ブルーメンソール氏は、2025年に違法な仮想通貨活動が1540億ドル規模に拡大したと指摘し、サン氏のトロンが「この動きの中で大きな役割を果たした」と主張した。

「一部の指標ではトロンは仮想通貨決済トークンの3分の1を占めるが、2024年の仮想通貨における違法金融の58%がトロン上で発生している」と述べた。

さらに「トランプ大統領による露骨な仮想通貨腐敗は、家族のビジネスパートナーに抜け道を与え、国家安全保障や消費者保護に対する重大な脅威を見過ごす“金で解決できる執行体制”を生み出している」と批判した。

コインテレグラフはトロンにコメントを求めたが、直ちには回答を得られていない。

一方、ウォーレン氏は書簡で、ライアン氏の短期間の在任を「懸念すべきもの」と指摘した。

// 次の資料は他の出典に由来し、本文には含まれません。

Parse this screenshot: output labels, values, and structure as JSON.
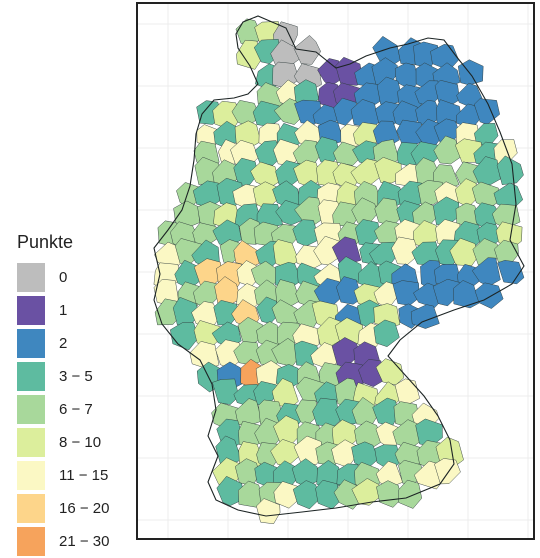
{
  "legend": {
    "title": "Punkte",
    "classes": [
      {
        "label": "0",
        "color": "#bdbdbd"
      },
      {
        "label": "1",
        "color": "#6a51a3"
      },
      {
        "label": "2",
        "color": "#3f87bf"
      },
      {
        "label": "3 − 5",
        "color": "#5ebba0"
      },
      {
        "label": "6 − 7",
        "color": "#a8d89b"
      },
      {
        "label": "8 − 10",
        "color": "#dcee9c"
      },
      {
        "label": "11 − 15",
        "color": "#fbf8c4"
      },
      {
        "label": "16 − 20",
        "color": "#fdd58a"
      },
      {
        "label": "21 − 30",
        "color": "#f6a35c"
      }
    ]
  }
}
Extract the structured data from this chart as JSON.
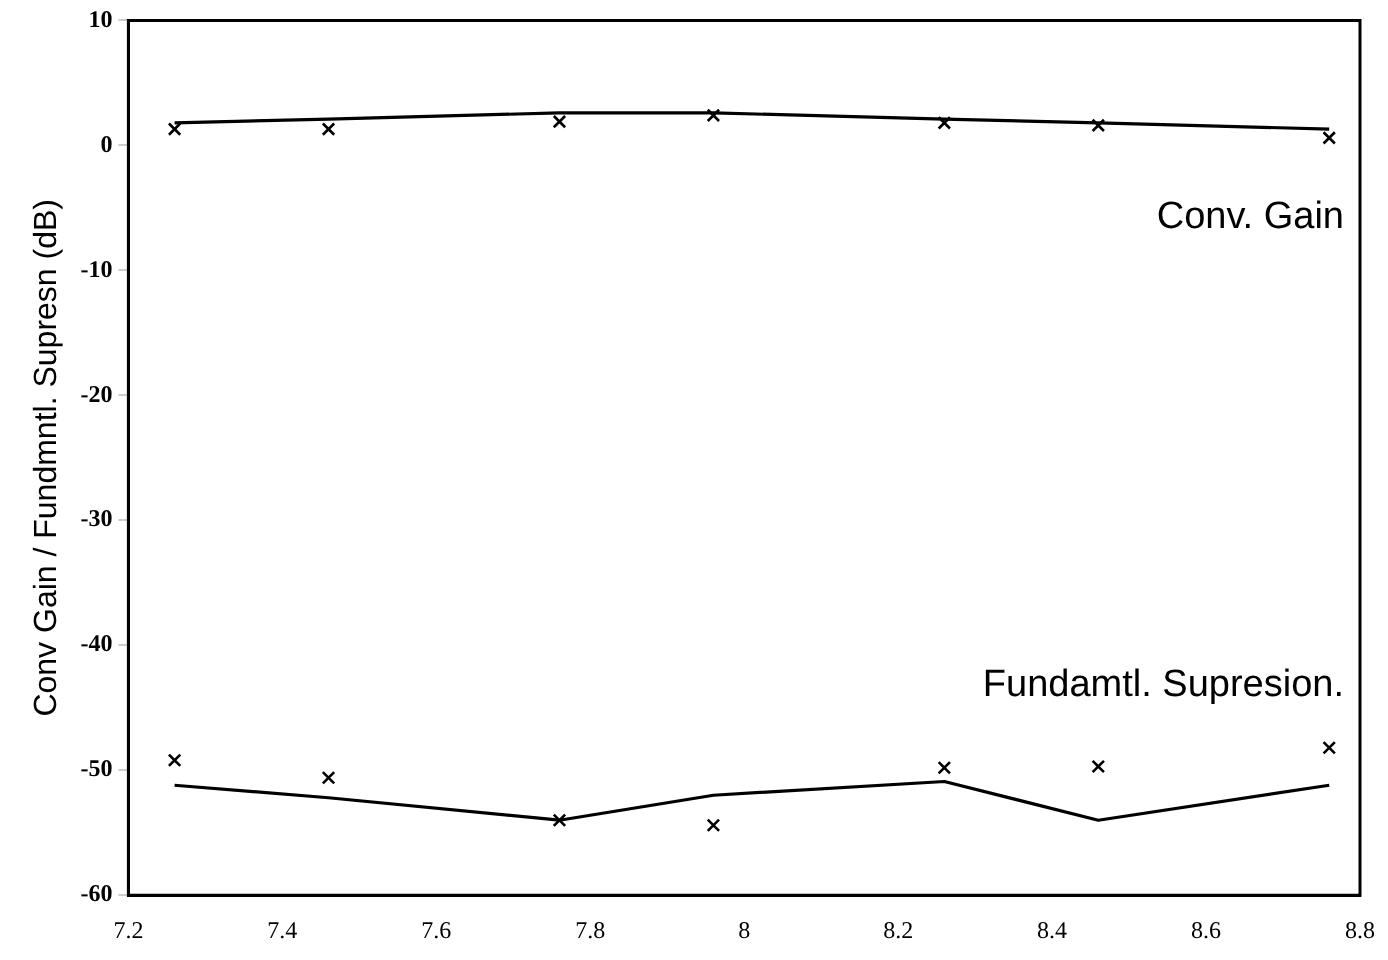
{
  "chart_data": {
    "type": "line",
    "ylabel": "Conv Gain / Fundmntl. Supresn (dB)",
    "xlim": [
      7.2,
      8.8
    ],
    "xticks": [
      7.2,
      7.4,
      7.6,
      7.8,
      {
        "value": 8,
        "label": "8"
      },
      8.2,
      8.4,
      8.6,
      8.8
    ],
    "ylim": [
      -60,
      10
    ],
    "yticks": [
      -60,
      -50,
      -40,
      -30,
      -20,
      -10,
      0,
      10
    ],
    "grid": false,
    "legend": false,
    "series": [
      {
        "name": "Conv. Gain",
        "color": "#000000",
        "marker": "none",
        "x": [
          7.26,
          7.46,
          7.76,
          7.96,
          8.26,
          8.46,
          8.76
        ],
        "values": [
          1.8,
          2.1,
          2.6,
          2.6,
          2.1,
          1.8,
          1.3
        ]
      },
      {
        "type": "scatter",
        "color": "#000000",
        "marker": "cross",
        "x": [
          7.26,
          7.46,
          7.76,
          7.96,
          8.26,
          8.46,
          8.76
        ],
        "values": [
          1.3,
          1.3,
          1.9,
          2.4,
          1.8,
          1.6,
          0.6
        ]
      },
      {
        "name": "Fundamtl. Supresion.",
        "color": "#000000",
        "marker": "none",
        "x": [
          7.26,
          7.46,
          7.76,
          7.96,
          8.26,
          8.46,
          8.76
        ],
        "values": [
          -51.2,
          -52.2,
          -54,
          -52,
          -50.9,
          -54,
          -51.2
        ]
      },
      {
        "type": "scatter",
        "color": "#000000",
        "marker": "cross",
        "x": [
          7.26,
          7.46,
          7.76,
          7.96,
          8.26,
          8.46,
          8.76
        ],
        "values": [
          -49.2,
          -50.6,
          -54,
          -54.4,
          -49.8,
          -49.7,
          -48.2
        ]
      }
    ]
  }
}
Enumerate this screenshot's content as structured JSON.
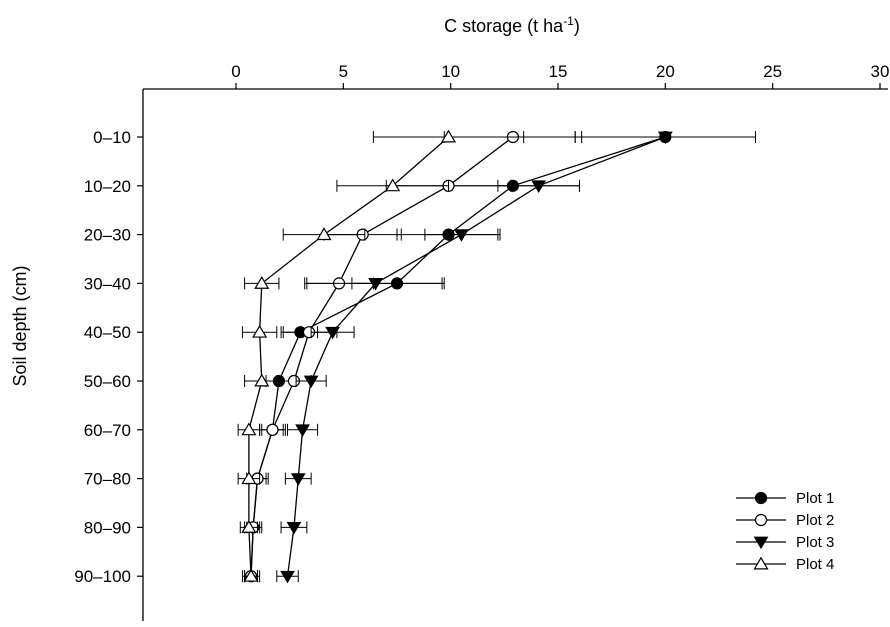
{
  "chart_data": {
    "type": "line",
    "title": "",
    "xlabel": "C storage (t ha⁻¹)",
    "ylabel": "Soil depth (cm)",
    "x_axis_position": "top",
    "xlim": [
      -2,
      30
    ],
    "xticks": [
      0,
      5,
      10,
      15,
      20,
      25,
      30
    ],
    "xtick_labels": [
      "0",
      "5",
      "10",
      "15",
      "20",
      "25",
      "30"
    ],
    "categories": [
      "0–10",
      "10–20",
      "20–30",
      "30–40",
      "40–50",
      "50–60",
      "60–70",
      "70–80",
      "80–90",
      "90–100"
    ],
    "grid": false,
    "legend_position": "bottom-right",
    "series": [
      {
        "name": "Plot 1",
        "marker": "filled-circle",
        "values": [
          20.0,
          12.9,
          9.9,
          7.5,
          3.0,
          2.0,
          1.7,
          1.0,
          0.8,
          0.7
        ],
        "errors": [
          4.2,
          3.1,
          2.4,
          2.1,
          0.8,
          0.6,
          0.5,
          0.4,
          0.3,
          0.3
        ]
      },
      {
        "name": "Plot 2",
        "marker": "open-circle",
        "values": [
          12.9,
          9.9,
          5.9,
          4.8,
          3.4,
          2.7,
          1.7,
          1.0,
          0.8,
          0.7
        ],
        "errors": [
          3.2,
          2.9,
          1.8,
          1.6,
          1.3,
          0.8,
          0.6,
          0.5,
          0.4,
          0.3
        ]
      },
      {
        "name": "Plot 3",
        "marker": "filled-triangle-down",
        "values": [
          20.0,
          14.1,
          10.5,
          6.5,
          4.5,
          3.5,
          3.1,
          2.9,
          2.7,
          2.4
        ],
        "errors": [
          4.2,
          1.9,
          1.7,
          3.2,
          1.0,
          0.7,
          0.7,
          0.6,
          0.6,
          0.5
        ]
      },
      {
        "name": "Plot 4",
        "marker": "open-triangle-up",
        "values": [
          9.9,
          7.3,
          4.1,
          1.2,
          1.1,
          1.2,
          0.6,
          0.6,
          0.6,
          0.7
        ],
        "errors": [
          3.5,
          2.6,
          1.9,
          0.8,
          0.8,
          0.8,
          0.5,
          0.5,
          0.4,
          0.4
        ]
      }
    ]
  }
}
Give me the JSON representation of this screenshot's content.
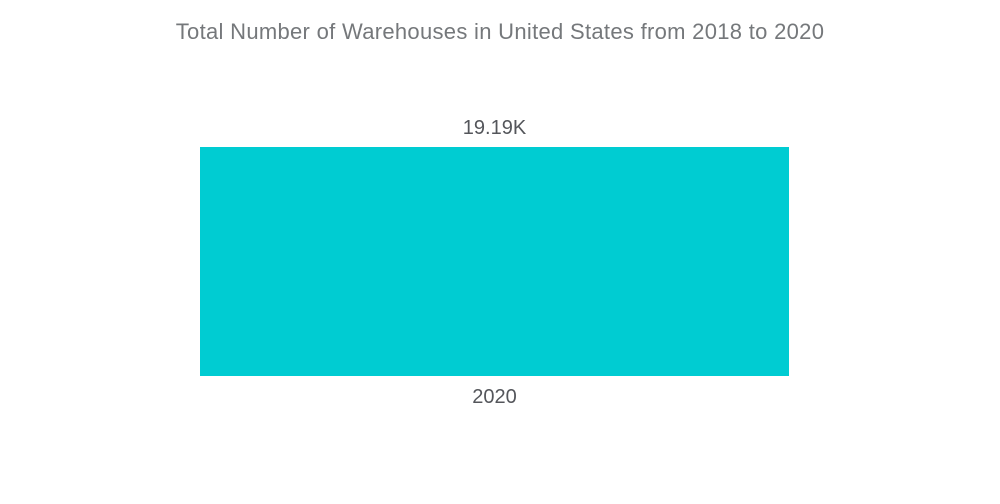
{
  "header": {
    "title": "Total Number of Warehouses in United States from 2018 to 2020"
  },
  "chart_data": {
    "type": "bar",
    "title": "Total Number of Warehouses in United States from 2018 to 2020",
    "categories": [
      "2020"
    ],
    "values": [
      19190
    ],
    "value_labels": [
      "19.19K"
    ],
    "series": [
      {
        "name": "Total Number of Warehouses",
        "values": [
          19190
        ]
      }
    ],
    "xlabel": "",
    "ylabel": "",
    "ylim": [
      0,
      19190
    ],
    "grid": false,
    "axes_visible": false,
    "legend_position": "none",
    "bar_color": "#00ccd2",
    "title_color": "#75787b",
    "label_color": "#54565b",
    "background_color": "#ffffff"
  }
}
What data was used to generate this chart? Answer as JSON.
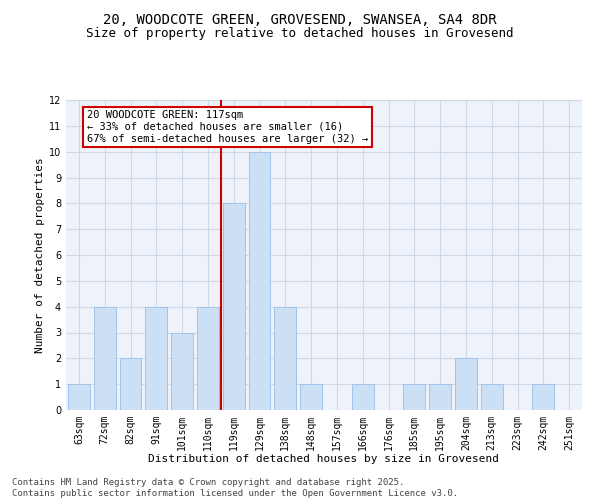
{
  "title_line1": "20, WOODCOTE GREEN, GROVESEND, SWANSEA, SA4 8DR",
  "title_line2": "Size of property relative to detached houses in Grovesend",
  "xlabel": "Distribution of detached houses by size in Grovesend",
  "ylabel": "Number of detached properties",
  "categories": [
    "63sqm",
    "72sqm",
    "82sqm",
    "91sqm",
    "101sqm",
    "110sqm",
    "119sqm",
    "129sqm",
    "138sqm",
    "148sqm",
    "157sqm",
    "166sqm",
    "176sqm",
    "185sqm",
    "195sqm",
    "204sqm",
    "213sqm",
    "223sqm",
    "242sqm",
    "251sqm"
  ],
  "values": [
    1,
    4,
    2,
    4,
    3,
    4,
    8,
    10,
    4,
    1,
    0,
    1,
    0,
    1,
    1,
    2,
    1,
    0,
    1,
    0
  ],
  "bar_color": "#cce0f5",
  "bar_edge_color": "#a0c4e8",
  "vline_color": "#cc0000",
  "vline_x": 5.5,
  "annotation_text": "20 WOODCOTE GREEN: 117sqm\n← 33% of detached houses are smaller (16)\n67% of semi-detached houses are larger (32) →",
  "annotation_box_color": "#cc0000",
  "ylim": [
    0,
    12
  ],
  "yticks": [
    0,
    1,
    2,
    3,
    4,
    5,
    6,
    7,
    8,
    9,
    10,
    11,
    12
  ],
  "grid_color": "#d0d8e8",
  "background_color": "#eef2fa",
  "footer_line1": "Contains HM Land Registry data © Crown copyright and database right 2025.",
  "footer_line2": "Contains public sector information licensed under the Open Government Licence v3.0.",
  "title_fontsize": 10,
  "subtitle_fontsize": 9,
  "axis_label_fontsize": 8,
  "tick_fontsize": 7,
  "annotation_fontsize": 7.5,
  "footer_fontsize": 6.5
}
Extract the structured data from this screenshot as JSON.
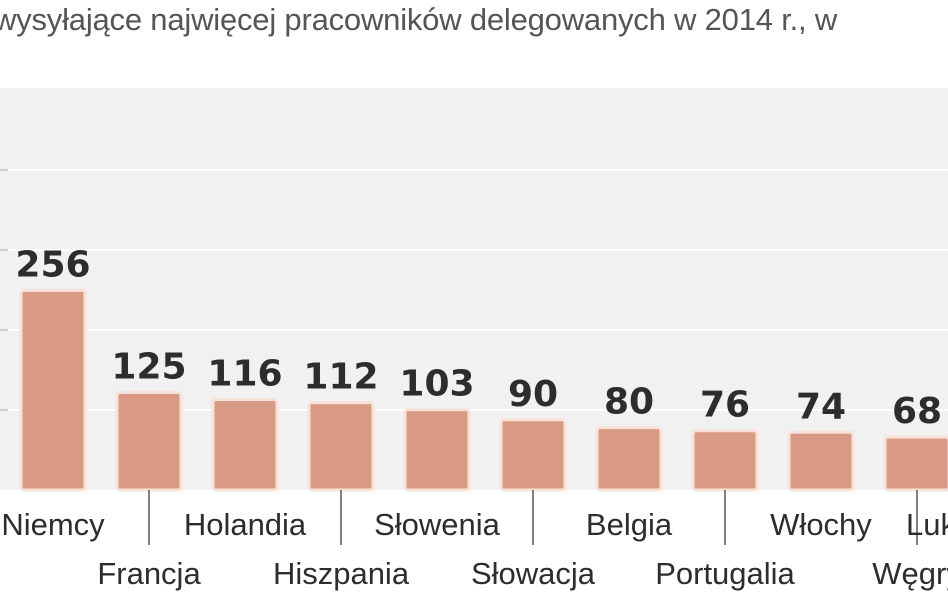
{
  "chart_data": {
    "type": "bar",
    "title": "wysyłające najwięcej pracowników delegowanych w 2014 r., w",
    "categories": [
      "Niemcy",
      "Francja",
      "Holandia",
      "Hiszpania",
      "Słowenia",
      "Słowacja",
      "Belgia",
      "Portugalia",
      "Włochy",
      "Węgry"
    ],
    "category_labels": [
      "Niemcy",
      "Francja",
      "Holandia",
      "Hiszpania",
      "Słowenia",
      "Słowacja",
      "Belgia",
      "Portugalia",
      "Włochy",
      "Węgry"
    ],
    "values": [
      256,
      125,
      116,
      112,
      103,
      90,
      80,
      76,
      74,
      68
    ],
    "extra_label": "Luk",
    "ylim": [
      0,
      430
    ],
    "grid": true,
    "colors": {
      "bar_fill": "#d99a85",
      "bar_stroke": "#f6e2d9",
      "plot_bg": "#f1f1f1",
      "grid": "#ffffff",
      "text": "#2d2d2d"
    }
  }
}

「ライアン氏がトランプ大統領の関係者に対して法執行する裁量を与えられていなかったという報道は、あなた(アトキンス氏)のSEC委員長としての在任期間を特徴づけるより広い問題の一部だ。大統領との関係や資金力があれば、処罰を免れることができるという印象を与えている」と述べた。

SECはライアン氏の辞任について公式コメントを出していないが、広報担当者は先週、コインテレグラフに対し「執行判断は事実、法律、政策に基づいて行われるものであり、政治によるものではない」と述べている。